The most likely reading is that the EU no longer intends to renew the existing Rwanda support package in its previous form. But that still does not fully explain what replaces it. Funding channelled to Mozambique for security purposes could still, directly or indirectly, help sustain the Rwandan presence. Alternatively, Maputo may be expected to assemble money from other partners, from its own budget, or from actors with a direct commercial interest in Cabo Delgado’s stability.
The EU contribution was never the whole story. It represented only a fraction of Rwanda’s real costs — around one-fifth, according to estimates cited in discussions around the deployment. That makes the political symbolism of the funding at least as important as the money itself. Kigali is not simply objecting to a budgetary shortfall. It is objecting to being treated as essential to Cabo Delgado’s security while becoming increasingly toxic in Western debates over eastern DRC.
That also helps explain Rwanda’s aggressive communication. Nduhungirehe stressed that EU support represented only “a little fraction of Rwanda’s actual expenses in Mozambique”, while criticising the “reluctance” and politicisation surrounding the funding. The tone may appear counterproductive if EU support remains possible. But Rwanda’s messaging is rarely accidental. It is reminding Brussels, Washington, Maputo and the oil companies that Rwanda is providing a security service on which all of them depend.
The EU’s preferred long-term answer is to strengthen Mozambique’s own forces rather than continue financing Rwanda. It has trained Mozambican units and provided substantial support through the European Peace Facility, including tens of millions of euros in equipment for the Defence and Security Forces, as well as equipment originally provided to SAMIM and later transferred to Mozambique after the regional mission withdrew in July 2024. But the operational results remain slow, and Mozambique’s forces are still far from able to replace Rwanda in the areas where it matters most.
Mozambique already contributes to the Rwandan deployment, reportedly including around $2m per month for logistics. But it would struggle, to say the least, to cover the full cost of the operation alone. If Maputo has now “secured” the necessary funding, the obvious questions are how much, from whom, for how long, and under what conditions.

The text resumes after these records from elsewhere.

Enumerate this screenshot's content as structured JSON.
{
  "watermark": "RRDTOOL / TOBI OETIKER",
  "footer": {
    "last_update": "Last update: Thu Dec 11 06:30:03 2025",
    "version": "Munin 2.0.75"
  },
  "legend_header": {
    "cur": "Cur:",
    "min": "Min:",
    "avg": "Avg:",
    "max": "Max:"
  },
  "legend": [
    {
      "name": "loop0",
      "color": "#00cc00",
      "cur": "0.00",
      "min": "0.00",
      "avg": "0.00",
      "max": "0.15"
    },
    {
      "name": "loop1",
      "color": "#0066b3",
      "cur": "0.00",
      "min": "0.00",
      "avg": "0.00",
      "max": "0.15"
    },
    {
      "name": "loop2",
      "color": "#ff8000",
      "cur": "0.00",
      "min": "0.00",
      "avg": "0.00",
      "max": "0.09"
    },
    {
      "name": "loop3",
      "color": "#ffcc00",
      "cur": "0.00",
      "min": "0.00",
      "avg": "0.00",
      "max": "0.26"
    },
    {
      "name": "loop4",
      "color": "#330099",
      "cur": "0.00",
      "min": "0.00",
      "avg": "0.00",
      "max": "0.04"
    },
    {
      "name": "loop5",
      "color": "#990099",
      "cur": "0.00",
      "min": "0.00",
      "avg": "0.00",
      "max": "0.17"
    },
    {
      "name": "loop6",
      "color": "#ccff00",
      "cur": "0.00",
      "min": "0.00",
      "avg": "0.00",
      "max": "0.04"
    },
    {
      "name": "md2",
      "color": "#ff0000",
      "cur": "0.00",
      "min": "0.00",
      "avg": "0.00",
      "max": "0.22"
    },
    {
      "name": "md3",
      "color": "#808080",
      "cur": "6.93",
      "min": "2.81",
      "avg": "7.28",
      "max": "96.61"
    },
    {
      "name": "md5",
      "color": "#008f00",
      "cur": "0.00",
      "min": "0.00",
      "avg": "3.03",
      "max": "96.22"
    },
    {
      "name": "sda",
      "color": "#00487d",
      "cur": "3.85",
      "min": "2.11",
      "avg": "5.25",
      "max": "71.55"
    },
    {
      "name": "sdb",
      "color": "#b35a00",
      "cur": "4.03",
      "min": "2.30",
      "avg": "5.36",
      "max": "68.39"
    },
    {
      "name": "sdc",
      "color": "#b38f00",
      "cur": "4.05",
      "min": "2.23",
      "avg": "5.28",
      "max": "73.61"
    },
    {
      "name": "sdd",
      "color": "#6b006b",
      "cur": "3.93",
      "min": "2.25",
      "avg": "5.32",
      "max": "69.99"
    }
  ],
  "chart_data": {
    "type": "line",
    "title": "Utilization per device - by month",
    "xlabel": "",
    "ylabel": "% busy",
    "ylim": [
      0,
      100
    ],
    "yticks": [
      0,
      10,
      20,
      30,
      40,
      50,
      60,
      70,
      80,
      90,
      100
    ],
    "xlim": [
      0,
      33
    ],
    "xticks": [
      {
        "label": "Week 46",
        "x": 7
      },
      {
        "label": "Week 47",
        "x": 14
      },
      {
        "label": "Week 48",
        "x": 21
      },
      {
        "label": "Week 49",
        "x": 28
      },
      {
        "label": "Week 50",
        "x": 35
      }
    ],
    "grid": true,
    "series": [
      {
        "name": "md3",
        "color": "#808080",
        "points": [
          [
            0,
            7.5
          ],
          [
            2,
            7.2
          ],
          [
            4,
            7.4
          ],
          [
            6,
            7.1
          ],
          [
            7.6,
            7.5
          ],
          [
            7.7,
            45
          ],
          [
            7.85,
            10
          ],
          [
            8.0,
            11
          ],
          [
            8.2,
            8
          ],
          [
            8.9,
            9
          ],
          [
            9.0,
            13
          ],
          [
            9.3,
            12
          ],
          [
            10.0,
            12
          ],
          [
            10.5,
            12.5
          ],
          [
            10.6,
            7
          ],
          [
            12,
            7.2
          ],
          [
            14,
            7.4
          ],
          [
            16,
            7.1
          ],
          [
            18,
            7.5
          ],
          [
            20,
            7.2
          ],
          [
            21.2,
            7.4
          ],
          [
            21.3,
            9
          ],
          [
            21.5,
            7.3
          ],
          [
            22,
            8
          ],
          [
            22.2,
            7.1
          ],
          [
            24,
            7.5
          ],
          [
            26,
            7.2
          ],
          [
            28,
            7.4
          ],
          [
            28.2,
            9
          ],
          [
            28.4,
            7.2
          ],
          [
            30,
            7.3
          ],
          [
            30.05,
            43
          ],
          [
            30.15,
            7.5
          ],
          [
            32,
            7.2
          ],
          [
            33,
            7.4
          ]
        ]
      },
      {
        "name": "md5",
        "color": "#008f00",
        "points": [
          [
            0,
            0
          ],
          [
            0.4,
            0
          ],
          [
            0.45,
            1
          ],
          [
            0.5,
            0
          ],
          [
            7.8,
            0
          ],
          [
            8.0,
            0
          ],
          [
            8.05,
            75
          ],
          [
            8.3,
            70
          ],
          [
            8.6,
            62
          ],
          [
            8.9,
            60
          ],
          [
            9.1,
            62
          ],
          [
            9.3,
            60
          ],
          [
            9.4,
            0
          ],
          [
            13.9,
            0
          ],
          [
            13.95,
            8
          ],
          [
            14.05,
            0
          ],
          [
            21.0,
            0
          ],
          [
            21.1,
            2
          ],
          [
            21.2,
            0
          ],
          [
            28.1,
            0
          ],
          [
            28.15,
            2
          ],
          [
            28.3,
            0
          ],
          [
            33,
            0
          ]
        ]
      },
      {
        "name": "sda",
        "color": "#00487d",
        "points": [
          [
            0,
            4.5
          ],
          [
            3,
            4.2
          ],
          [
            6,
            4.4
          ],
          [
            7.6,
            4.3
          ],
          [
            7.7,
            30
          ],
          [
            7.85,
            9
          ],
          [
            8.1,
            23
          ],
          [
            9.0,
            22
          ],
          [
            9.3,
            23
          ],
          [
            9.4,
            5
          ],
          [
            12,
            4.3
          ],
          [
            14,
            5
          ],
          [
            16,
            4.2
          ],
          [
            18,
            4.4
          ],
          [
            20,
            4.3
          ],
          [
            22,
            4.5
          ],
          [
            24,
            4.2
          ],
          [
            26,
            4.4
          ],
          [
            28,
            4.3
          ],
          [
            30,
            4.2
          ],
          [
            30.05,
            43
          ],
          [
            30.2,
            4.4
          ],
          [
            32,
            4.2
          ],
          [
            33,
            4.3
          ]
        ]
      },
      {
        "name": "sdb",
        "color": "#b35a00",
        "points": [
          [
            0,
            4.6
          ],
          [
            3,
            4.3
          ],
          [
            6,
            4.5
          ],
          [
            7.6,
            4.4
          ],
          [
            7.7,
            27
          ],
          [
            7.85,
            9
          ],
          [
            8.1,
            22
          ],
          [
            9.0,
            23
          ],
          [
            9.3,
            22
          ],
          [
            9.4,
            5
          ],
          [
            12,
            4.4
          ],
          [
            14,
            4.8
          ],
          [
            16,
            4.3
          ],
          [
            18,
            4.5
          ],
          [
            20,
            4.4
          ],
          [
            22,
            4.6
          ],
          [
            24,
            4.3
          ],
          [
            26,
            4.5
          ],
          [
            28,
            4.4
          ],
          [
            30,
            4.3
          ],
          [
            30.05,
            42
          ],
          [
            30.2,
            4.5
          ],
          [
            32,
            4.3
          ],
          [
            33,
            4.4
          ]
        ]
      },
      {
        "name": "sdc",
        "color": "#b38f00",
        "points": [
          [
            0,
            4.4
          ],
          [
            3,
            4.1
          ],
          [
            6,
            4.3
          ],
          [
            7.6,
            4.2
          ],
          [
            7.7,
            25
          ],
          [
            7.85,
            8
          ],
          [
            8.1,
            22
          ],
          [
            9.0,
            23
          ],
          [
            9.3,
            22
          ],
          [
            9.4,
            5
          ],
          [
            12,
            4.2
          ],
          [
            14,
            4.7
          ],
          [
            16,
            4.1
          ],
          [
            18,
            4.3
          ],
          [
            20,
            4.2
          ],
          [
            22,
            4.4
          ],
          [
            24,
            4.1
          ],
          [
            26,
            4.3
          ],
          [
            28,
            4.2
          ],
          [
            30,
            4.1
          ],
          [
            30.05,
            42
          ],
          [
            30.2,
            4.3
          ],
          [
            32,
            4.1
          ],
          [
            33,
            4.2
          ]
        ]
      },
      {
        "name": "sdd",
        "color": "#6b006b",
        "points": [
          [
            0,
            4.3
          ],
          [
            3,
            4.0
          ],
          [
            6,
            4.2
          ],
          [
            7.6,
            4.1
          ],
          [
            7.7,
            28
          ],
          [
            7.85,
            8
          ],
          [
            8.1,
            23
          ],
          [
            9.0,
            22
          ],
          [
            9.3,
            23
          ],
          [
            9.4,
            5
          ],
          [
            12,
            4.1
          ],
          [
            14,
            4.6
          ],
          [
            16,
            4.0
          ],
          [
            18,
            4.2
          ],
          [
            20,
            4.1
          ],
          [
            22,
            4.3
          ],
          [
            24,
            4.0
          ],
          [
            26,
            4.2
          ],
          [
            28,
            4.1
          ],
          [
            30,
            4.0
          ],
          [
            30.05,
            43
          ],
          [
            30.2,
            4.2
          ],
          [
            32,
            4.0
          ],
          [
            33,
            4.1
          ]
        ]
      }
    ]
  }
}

The oil companies are the unspoken presence in this debate, though not necessarily a new one. TotalEnergies, ExxonMobil and their partners have the most direct commercial interest in a stable security environment around the LNG projects. Since late 2023, project partners have already been providing some support to Mozambique’s Defence and Security Forces, after earlier direct payments to the joint task force became politically sensitive following the Rufin report.
Any future role in sustaining Rwanda’s deployment would be more delicate still. Direct or indirect corporate support for a foreign military deployment would raise obvious political and legal sensitivities, particularly given US sanctions pressure on Rwanda over eastern DRC and continuing human-rights concerns around security operations in Cabo Delgado itself.
While the EU’s statements on the matter have been vague and sometimes misinterpreted, Rwanda’s have been bombastic. Mozambique, at the centre of it all, has said little. That is typical of Mozambique’s political culture, just as Rwanda’s assertive stance is typical of Kigali’s. But it leaves the most important questions unanswered.
Rwanda’s deployment in Cabo Delgado has always been shrouded in secrecy and speculation. These latest developments will only add to that. The immediate reassurance is that Rwanda appears to be staying. The unresolved question is what Mozambique has promised, who is ultimately paying, and what that means for the future of a security model on which both Cabo Delgado’s civilians and the LNG projects now depend.